引退後に歌手転向、八王子でカラオケスナックも営む柳田真宏氏

「巨人史上最強の5番打者」と呼ばれた男がいる。柳田真宏氏。1977年に突如ブレークし、セ・リーグ3位の打率.340、21本塁打67打点をマーク。当時の3番・張本勲氏、4番・王貞治氏の後ろを担い、猛打を振るった。ただ、この輝かしいシーズンのきっかけは、あまりにもショッキングな形でもたらされた。

 黒くて太い眉。タレントの毒蝮三太夫さんに似ていることから「マムシ」の異名を取った現役時代をほうふつさせる。引退後、歌手に転向した柳田氏は75歳となった今、東京都のJR八王子駅や京王八王子駅からほど近い飲食店街でカラオケスナック「まむし36」を経営。カウンターに立ち、客の求めに応じて美声を披露するだけでなく、手料理まで振る舞っている。

 熊本・九州学院高から1966年第1次ドラフト2位で西鉄(現西武)に外野手として入団。2年間在籍した後、巨人に移籍し左の代打の切り札として活躍したが、レギュラーの座にはなかなか手が届かなかった。

 当時コーチで親交のあった黒江透修氏に「どうして俺は先発で出られないのですか?」とこぼし、「おまえは調子がいい時に怪我をしてしまうからな」と言われ、「怪我をしなければ出られるのですか」と思わず食ってかかったこともある。1977年のシーズン前には、黒江氏の勧めで気分転換に登録名を「俊郎」から「真宏」に変えた。

 チャンスは皮肉な形でやって来た。同年のオープン戦の試合前に行われたフリー打撃。柳田氏が放った飛球が、センター最深部でキャッチボールをしていたレギュラー右翼手の末次利光氏の左目を直撃。末次氏は入院し、後遺症で視界が狭くなってしまった。入れ替わる形でシーズンに入ってから「5番・右翼」に定着したのが柳田氏だった。

「ショックでした。故意ではないとは言え、俺が打った球が5番打者に当たってしまったのですから。しかもスエさん(末次氏)は同じ熊本県出身の先輩で、キャンプでは相部屋。いろいろ相談して教えてもらっていました。休日には焼肉やステーキをごちそうになっていました」と柳田氏。ホームゲームの日には必ず、末次氏が入院している病院に寄ってから、当時の本拠地・後楽園球場へ向かった。

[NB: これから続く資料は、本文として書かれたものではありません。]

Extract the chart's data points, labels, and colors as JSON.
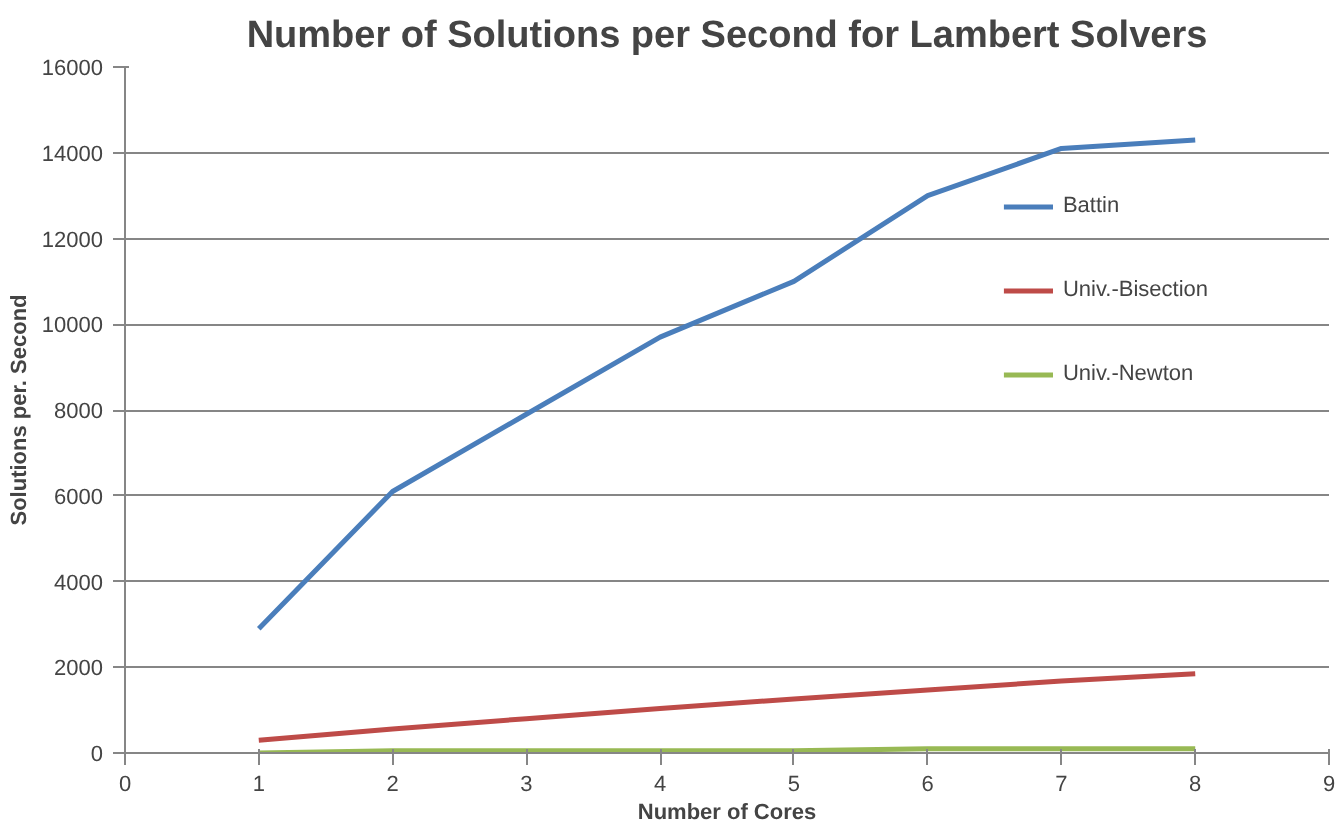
{
  "chart_data": {
    "type": "line",
    "title": "Number of Solutions per Second for Lambert Solvers",
    "xlabel": "Number of Cores",
    "ylabel": "Solutions per. Second",
    "x": [
      1,
      2,
      3,
      4,
      5,
      6,
      7,
      8
    ],
    "series": [
      {
        "name": "Battin",
        "color": "#4a7ebb",
        "values": [
          2900,
          6100,
          7900,
          9700,
          11000,
          13000,
          14100,
          14300
        ]
      },
      {
        "name": "Univ.-Bisection",
        "color": "#be4b48",
        "values": [
          300,
          560,
          800,
          1040,
          1260,
          1470,
          1680,
          1850
        ]
      },
      {
        "name": "Univ.-Newton",
        "color": "#98b954",
        "values": [
          0,
          50,
          50,
          50,
          50,
          100,
          100,
          100
        ]
      }
    ],
    "xlim": [
      0,
      9
    ],
    "xticks": [
      0,
      1,
      2,
      3,
      4,
      5,
      6,
      7,
      8,
      9
    ],
    "ylim": [
      0,
      16000
    ],
    "yticks": [
      0,
      2000,
      4000,
      6000,
      8000,
      10000,
      12000,
      14000,
      16000
    ],
    "grid": "y",
    "legend": "right",
    "line_style": "solid",
    "marker": "none"
  }
}
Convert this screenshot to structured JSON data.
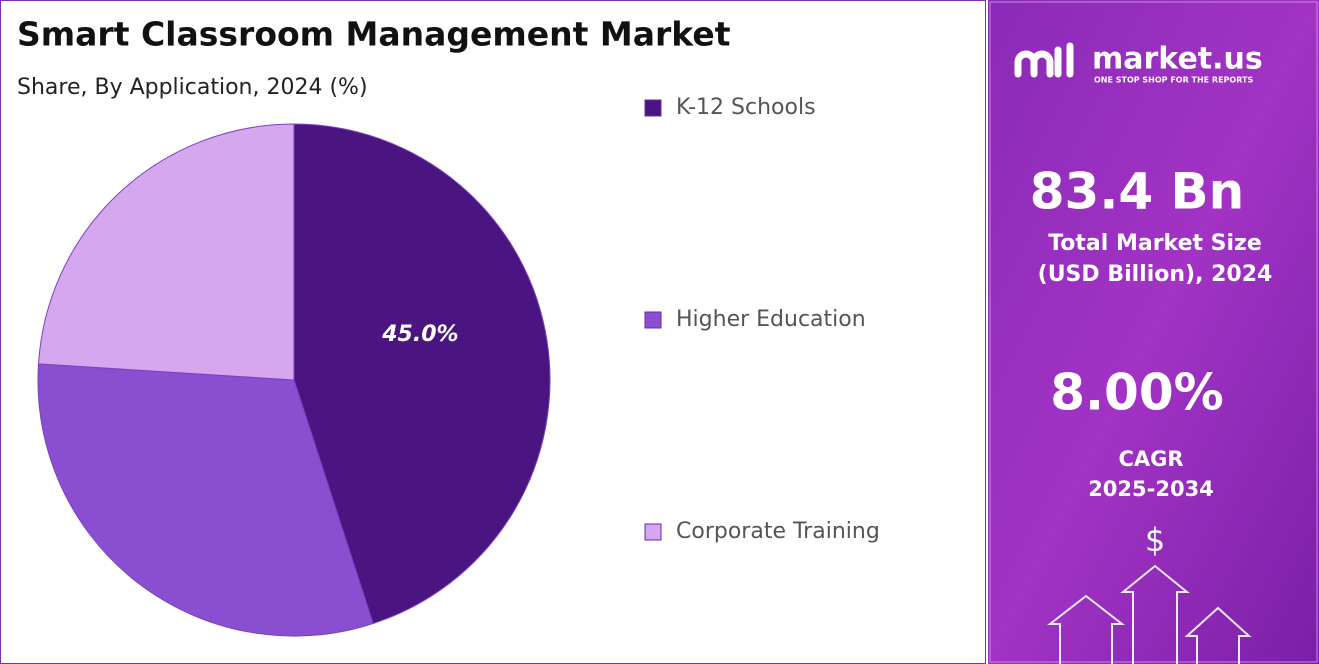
{
  "chart_data": {
    "type": "pie",
    "title": "Smart Classroom Management Market",
    "subtitle": "Share, By Application, 2024 (%)",
    "categories": [
      "K-12 Schools",
      "Higher Education",
      "Corporate Training"
    ],
    "values": [
      45.0,
      31,
      24
    ],
    "value_labels": [
      "45.0%",
      null,
      null
    ],
    "colors": [
      "#4a1580",
      "#8a4fd1",
      "#d4a7ee"
    ],
    "legend": "right"
  },
  "panel": {
    "brand": "market.us",
    "tagline": "ONE STOP SHOP FOR THE REPORTS",
    "market_size": "83.4 Bn",
    "market_size_label_1": "Total Market Size",
    "market_size_label_2": "(USD Billion), 2024",
    "cagr": "8.00%",
    "cagr_label": "CAGR",
    "cagr_period": "2025-2034",
    "symbol": "$"
  }
}
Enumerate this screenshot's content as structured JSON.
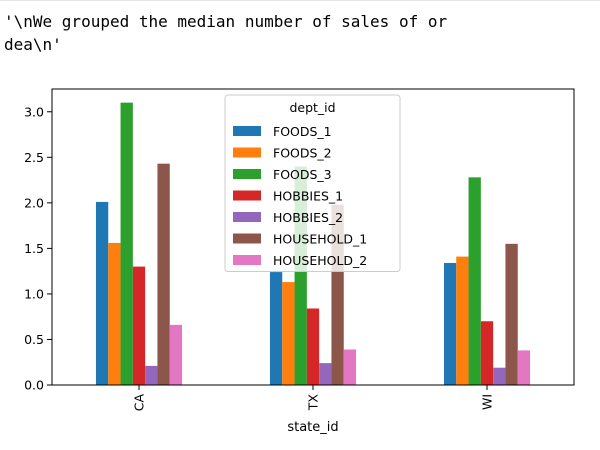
{
  "output": {
    "line1": "'\\nWe grouped the median number of sales of or",
    "line2": "dea\\n'"
  },
  "chart_data": {
    "type": "bar",
    "categories": [
      "CA",
      "TX",
      "WI"
    ],
    "xlabel": "state_id",
    "ylabel": "",
    "ylim": [
      0,
      3.25
    ],
    "yticks": [
      0.0,
      0.5,
      1.0,
      1.5,
      2.0,
      2.5,
      3.0
    ],
    "ytick_labels": [
      "0.0",
      "0.5",
      "1.0",
      "1.5",
      "2.0",
      "2.5",
      "3.0"
    ],
    "legend_title": "dept_id",
    "legend_position": "upper center",
    "series": [
      {
        "name": "FOODS_1",
        "color": "#1f77b4",
        "values": [
          2.01,
          1.24,
          1.34
        ]
      },
      {
        "name": "FOODS_2",
        "color": "#ff7f0e",
        "values": [
          1.56,
          1.13,
          1.41
        ]
      },
      {
        "name": "FOODS_3",
        "color": "#2ca02c",
        "values": [
          3.1,
          2.4,
          2.28
        ]
      },
      {
        "name": "HOBBIES_1",
        "color": "#d62728",
        "values": [
          1.3,
          0.84,
          0.7
        ]
      },
      {
        "name": "HOBBIES_2",
        "color": "#9467bd",
        "values": [
          0.21,
          0.24,
          0.19
        ]
      },
      {
        "name": "HOUSEHOLD_1",
        "color": "#8c564b",
        "values": [
          2.43,
          1.98,
          1.55
        ]
      },
      {
        "name": "HOUSEHOLD_2",
        "color": "#e377c2",
        "values": [
          0.66,
          0.39,
          0.38
        ]
      }
    ]
  }
}
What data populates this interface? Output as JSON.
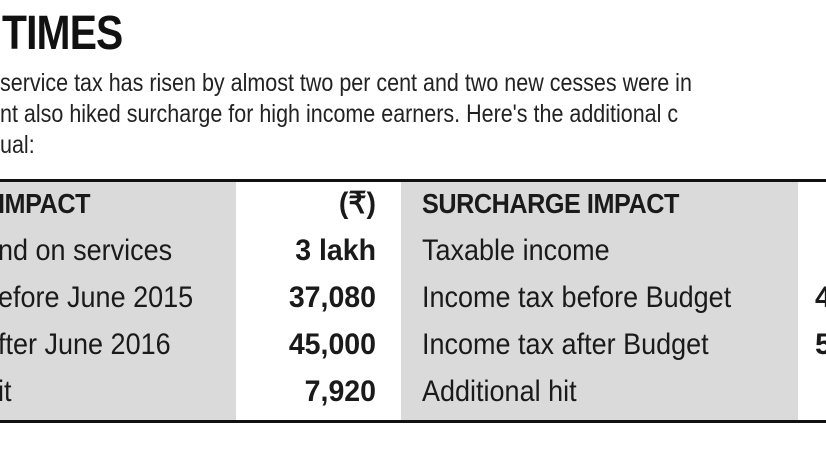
{
  "header": {
    "title": "TIMES"
  },
  "intro": {
    "lines": [
      "service tax has risen by almost two per cent and two new cesses were in",
      "nt also hiked surcharge for high income earners. Here's the additional c",
      "ual:"
    ]
  },
  "table": {
    "left": {
      "header": "IMPACT",
      "unit": "(₹)",
      "rows": [
        {
          "label": "nd on services",
          "value": "3 lakh"
        },
        {
          "label": "efore June 2015",
          "value": "37,080"
        },
        {
          "label": "fter June 2016",
          "value": "45,000"
        },
        {
          "label": "it",
          "value": "7,920"
        }
      ]
    },
    "right": {
      "header": "SURCHARGE IMPACT",
      "rows": [
        {
          "label": "Taxable income",
          "value": ""
        },
        {
          "label": "Income tax before Budget",
          "value": "4"
        },
        {
          "label": "Income tax after Budget",
          "value": "5"
        },
        {
          "label": "Additional hit",
          "value": ""
        }
      ]
    }
  },
  "colors": {
    "gray_column": "#dadada",
    "rule": "#111111",
    "text": "#1a1a1a"
  }
}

「あれは事故だから気にするな」「怪我に感謝している」

 当時の監督は長嶋茂雄氏。打撃練習の際、ミスターが柳田氏の軸足の左足を手で押さえ、「ここに置け、ここに置いたまま打て」と言い聞かせることがあった。「僕は軸足が投手方向へ流れ、その分頭も前へ出てしまう悪い癖がありましたから」と説明する。

 1試合1打席きりの代打と違い、レギュラーはほぼ4打席以上勝負することができたが、気楽にはなれなかった。「性格的に3打数3安打でも、4打席目に凡退して終わると悔しくてしょうがなくて、朝までバットを振りました」。夜更けには3メートル先にろうそくを置いて火をつけ、ボールに見立ててバットを振った。「バットが空を切る風で火を消そうと思っていたのですが、これはなかなか消えない。それでも集中力が高まっていく気がしました」と振り返る。

「スエさんの分も(打つ)という気持ちが強かった」と柳田氏。末次氏からはある日、「ヤナ(柳田)、もう病院に来るな。あれは事故だから気にするな」と強く言われた。

 結局5番として文句のつけようのない成績を挙げ、チームの優勝に貢献。一方で、末次氏は3試合出場にとどまり、同年限りで現役を引退した。翌年から2軍コーチ、1軍コーチ、2軍監督を歴任。フロント入りし、スカウト部長の要職も務めた。

 末次氏は「俺はあの怪我がなかったら、現役は伸びたかもしれないが、多分コーチとして球団に残ることはできなかったと思う。怪我に感謝しているよ」と笑いかけるという。柳田氏は「俺に対する気遣いで言ってくださっていることはわかっているけれど……うれしいね」と感慨深げにうなずく。

 柳田氏は翌1978年、ジョン・シピン氏が大洋(現DeNA)から移籍してきたこともあって出場機会が減り、82年には34歳で引退。それでも1977年に放ったまばゆい輝きは、今もファンの心に残っている。

 巨人のスタメン5番は昨年、大城卓三捕手の58試合、中田翔内野手(現中日)の36試合をはじめ、7人の選手が入れ替わり務めた。いまだ、「マムシ」に匹敵するインパクトを残した選手は他に思い当たらない。